Uova e pollame scarseggiano

Le conseguenze più serie per noi sono limitate alla tavola da pranzo: le uova scarseggiano in Gran Bretagna e Francia e gli Stati Uniti festeggeranno un giorno del Ringraziamento senza tacchino (oppure lo pagheranno il 30% in più). Ma per gli allevatori costretti ad abbattere i loro capi o a fermare il commercio, l’aviaria non è uno scherzo. Lo scorso inverno in Italia 307 focolai hanno portato all’uccisione di 15 milioni di capi. Quest’anno siamo a 27 focolai, ma la stagione è iniziata da poco e la situazione dei Paesi vicini non porta all’ottimismo. “Dal punto di vista delle epidemie, siamo tutti sulla stessa barca” conferma Terregino.

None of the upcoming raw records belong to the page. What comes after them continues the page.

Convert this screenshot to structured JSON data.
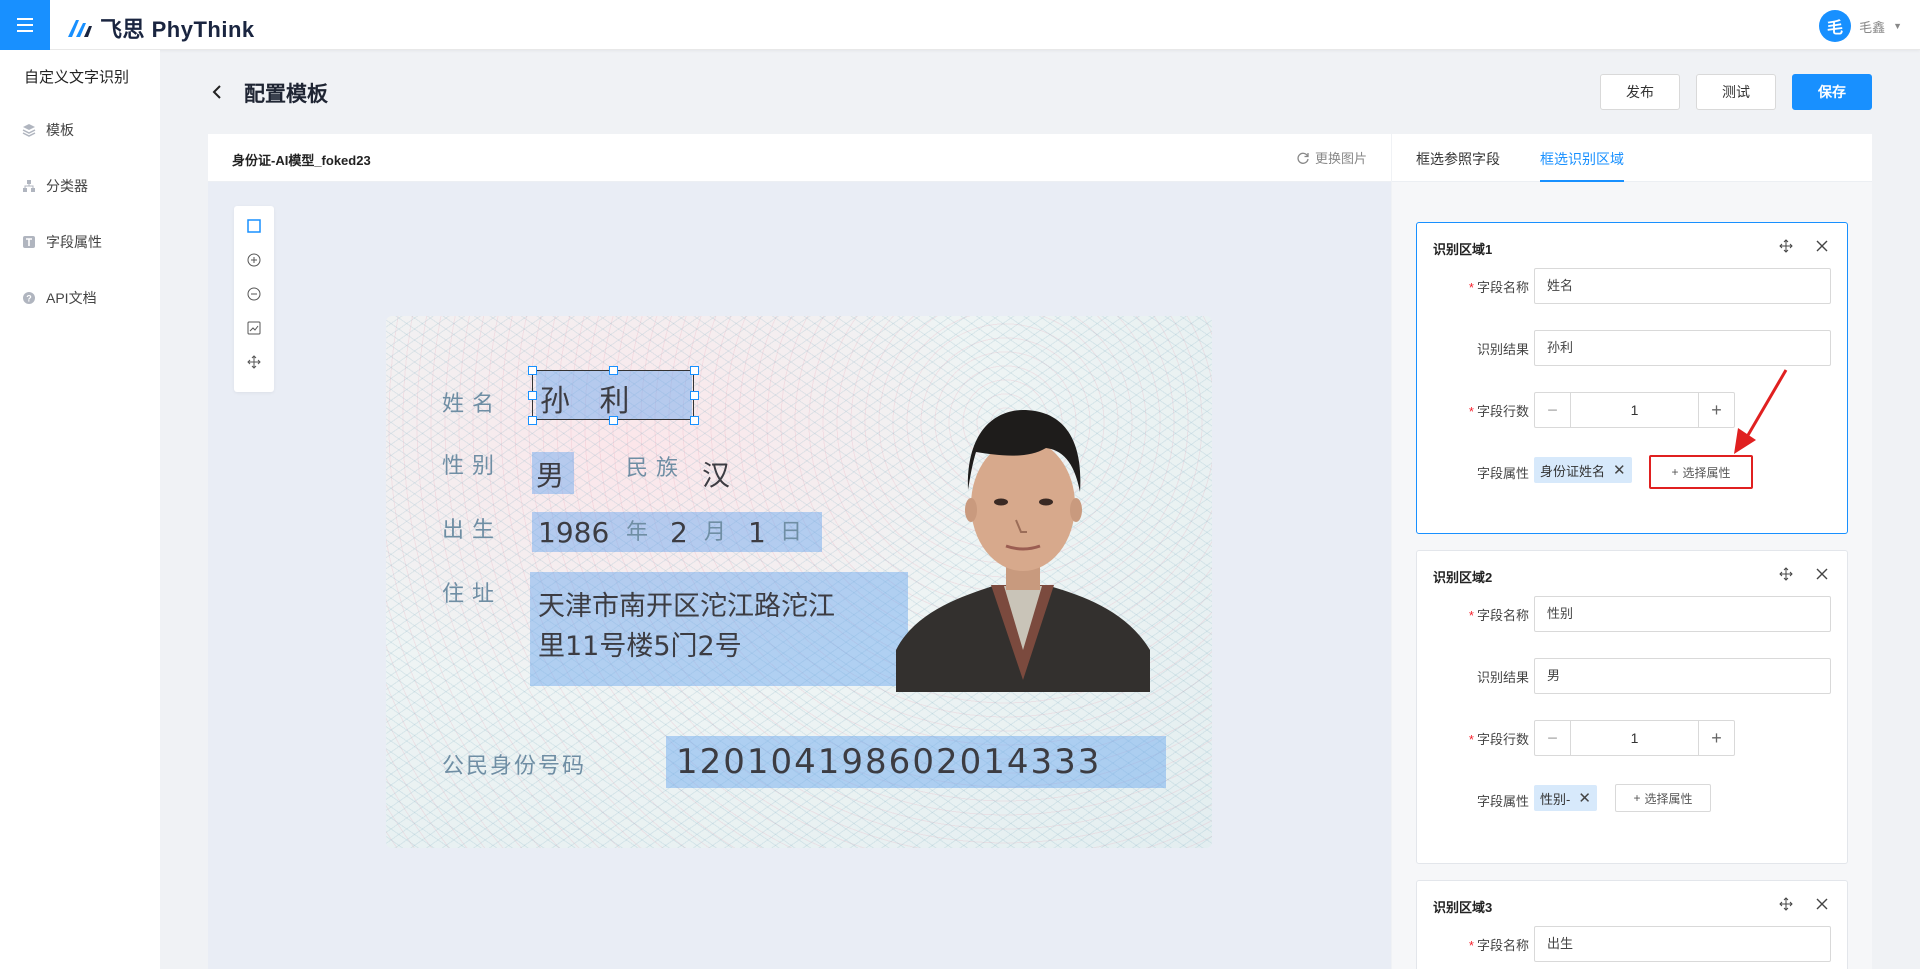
{
  "app": {
    "brand": "飞思 PhyThink",
    "user_avatar": "毛",
    "user_name": "毛鑫"
  },
  "sidebar": {
    "title": "自定义文字识别",
    "items": [
      {
        "label": "模板",
        "icon": "layers-icon"
      },
      {
        "label": "分类器",
        "icon": "hierarchy-icon"
      },
      {
        "label": "字段属性",
        "icon": "field-icon"
      },
      {
        "label": "API文档",
        "icon": "help-icon"
      }
    ]
  },
  "header": {
    "title": "配置模板",
    "publish_label": "发布",
    "test_label": "测试",
    "save_label": "保存"
  },
  "image_panel": {
    "template_name": "身份证-AI模型_foked23",
    "replace_label": "更换图片"
  },
  "idcard": {
    "name_label": "姓名",
    "name_value": "孙 利",
    "gender_label": "性别",
    "gender_value": "男",
    "ethnicity_label": "民族",
    "ethnicity_value": "汉",
    "birth_label": "出生",
    "birth_year": "1986",
    "year_unit": "年",
    "birth_month": "2",
    "month_unit": "月",
    "birth_day": "1",
    "day_unit": "日",
    "address_label": "住址",
    "address_line1": "天津市南开区沱江路沱江",
    "address_line2": "里11号楼5门2号",
    "idnum_label": "公民身份号码",
    "idnum_value": "120104198602014333"
  },
  "right_panel": {
    "tabs": [
      "框选参照字段",
      "框选识别区域"
    ],
    "active_tab": 1,
    "labels": {
      "field_name": "字段名称",
      "result": "识别结果",
      "lines": "字段行数",
      "attr": "字段属性",
      "add_attr": "选择属性"
    },
    "regions": [
      {
        "title": "识别区域1",
        "field_name": "姓名",
        "result": "孙利",
        "lines": "1",
        "attr_tag": "身份证姓名"
      },
      {
        "title": "识别区域2",
        "field_name": "性别",
        "result": "男",
        "lines": "1",
        "attr_tag": "性别-"
      },
      {
        "title": "识别区域3",
        "field_name": "出生"
      }
    ]
  },
  "colors": {
    "primary": "#1890ff",
    "annotation": "#e02020"
  }
}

Forme sempre più virulente

L’aviaria, fino a una ventina di anni fa, veniva trasportata dagli uccelli selvatici in una forma poco virulenta. Se penetrava negli allevamenti, complici anche le condizioni di sovraffollamento, causava poi focolai di grandi dimensioni. “Dal 2005 circa vediamo invece forme molto virulente anche nei selvatici” spiega il virologo veterinario. “Germani, alzavole e altri tipi di anatre fungono da portatori, non solo all’interno dell’organismo ma anche sul piumaggio. Si tratta di specie resistenti, ma capaci di contagiare altri uccelli più suscettibili. Qui il virus è diventato molto contagioso e letale. Ecco perché quest’estate abbiamo visto le coste dell’Europa del Nord costellate di migratori morti”.

Situazione da monitorare

Tramite i migratori, l’aviaria è riuscita a infettare anche altri animali. “Anche i mammiferi, in particolare i carnivori” spiega Terregino. “Volpi, orsi, poi animali marini come le foche e i delfini. Anche in questo caso il contagio avviene solo per contatto diretto con un uccello infetto. Non abbiamo osservato casi di trasmissione da un mammifero all’altro”. E’ decisamente troppo presto per essere preoccupati. “Ma teniamo sotto controllo la situazione” dice il veterinario. “Non è un caso che il nuovo piano anti-pandemico ponga tanta enfasi sul monitoraggio delle epidemie nel mondo animale”.